By Julyne Hahn Segar, Diverse Learners Midwest Museum Consultant & Chicago Hands-On Educators (CHOE) Director
As a veteran Chicago museum educator and a parent of a Down syndrome teenager, I have a personal and challenging museum topic to share with colleagues: access and inclusion.
I frequently find myself asking, how are we museum professionals addressing audience development, and what are we doing for audiences with special needs? What is your institution doing to include children and young adults with intellectual disabilities (I prefer to use the term “developmental delays”) in exhibitions and programs? Are you welcoming and inviting ALL children to participate? Do you have the appropriately trained staff? And what is your capacity to provide services that help everyone feel accepted?
This conversation can be tricky among museum professionals because resources may be limited, staff may be unsure of how to proceed, and everyone brings a different perspective to the table. I am proud to be an advocate and represent the voice for this population, and to offer advice to anyone tackling these issues.
The Chicago Public Schools categorize this population as “diverse learners”. This audience can be divided into two groups: physical challenges and developmental delays. The abilities of these two groups vary greatly, so when planning activities for a diverse group, it is essential to consider what the members of the group are capable of doing.
It is equally important to understand the age range of the group. Where a typical youth group may include ages 9-10, the age ranges within a group of diverse learners may be greater, ages 8-14, for example. This must be taken into consideration in order make the activities appropriate for the whole group.
It is also important to realize that many people with developmental delays crave structure and need a routine. Any program for this audience must be well organized. The facilitator can help participants by presenting a schedule at the beginning of the program and then at the completion of each activity, and show the group where they are on that schedule. This alleviates anxiety as it helps the audience follow along with the structure of the program.
Many museums have embraced the challenge of inclusion in their programs and events. Some museums, such as the Chicago Children’s Museum, now offer “play for all” events for families with special needs children. In these programs, diverse learner audiences are invited to visit the museum or attend programming where special accommodations are made, based on the needs of the group. For example, a children’s museum may offer after-hours programming for families that have children with Autism Spectrum Disorder and provide a quiet room for children who become over-stimulated. Some museums have made efforts to include special needs children in summer camps or fee-based classes with similar aged, typical peers.
Some organizations provide volunteer “buddies” or trained para-professionals to assist special needs children attending regular programs, to help with numerous challenges, such as providing hand-over-hand assistance with crafts or activities. This approach can prove fun for both participants and lead to a meaningful social learning experience.
In order to move forward to create engaging programs and experiences, museums need to have trained staff and a budget to support these efforts. Some museums are starting to bring in experts to train staff in working with diverse audiences. They are also turning to local or national organizations, such as Easter Seals, Autism and Down syndrome societies, United Cerebral Palsy, and other organizations that serve the disability community, to help support efforts with funding as well as expertise. These partnerships can help close the gap in understanding how to serve diverse audiences.

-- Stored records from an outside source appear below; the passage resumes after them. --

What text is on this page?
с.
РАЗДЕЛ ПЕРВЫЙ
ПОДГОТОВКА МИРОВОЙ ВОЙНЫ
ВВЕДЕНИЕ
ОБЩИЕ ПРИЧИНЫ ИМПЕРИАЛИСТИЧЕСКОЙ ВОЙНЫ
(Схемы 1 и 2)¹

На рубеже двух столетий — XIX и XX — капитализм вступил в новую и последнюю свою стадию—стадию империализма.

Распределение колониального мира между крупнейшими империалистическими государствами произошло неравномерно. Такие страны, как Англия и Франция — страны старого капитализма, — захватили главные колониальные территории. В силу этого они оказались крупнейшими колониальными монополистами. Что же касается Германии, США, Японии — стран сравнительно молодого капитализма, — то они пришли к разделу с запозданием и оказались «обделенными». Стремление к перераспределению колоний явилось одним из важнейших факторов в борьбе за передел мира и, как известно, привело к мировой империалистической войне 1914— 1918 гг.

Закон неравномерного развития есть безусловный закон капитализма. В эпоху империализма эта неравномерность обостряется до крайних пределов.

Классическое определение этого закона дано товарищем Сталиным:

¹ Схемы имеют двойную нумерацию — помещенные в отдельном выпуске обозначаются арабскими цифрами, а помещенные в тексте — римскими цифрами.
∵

In 2016, the Friends of Oak Park Conservatory, in Oak Park, Illinois, had a group of young adults with developmental delays visiting their Conservatory. The staff wanted to create a plant-based, age appropriate, and multi-sensory tour specially for them. I worked with them to develop a hands-on program that included smelling fruit from the collection and listening to the birds in the conservatory. Go to this article from the Oak Park Conservatory newsletter to learn about the program and its impact on the group. This program was a big hit with participants, who continue to talk about their experiences.
As a parent choosing extra-curricular programs for a disabled teenager, I now have more choices. It is my hope that this article sparks interest to keep the motivation going to create inclusive museum programs for all.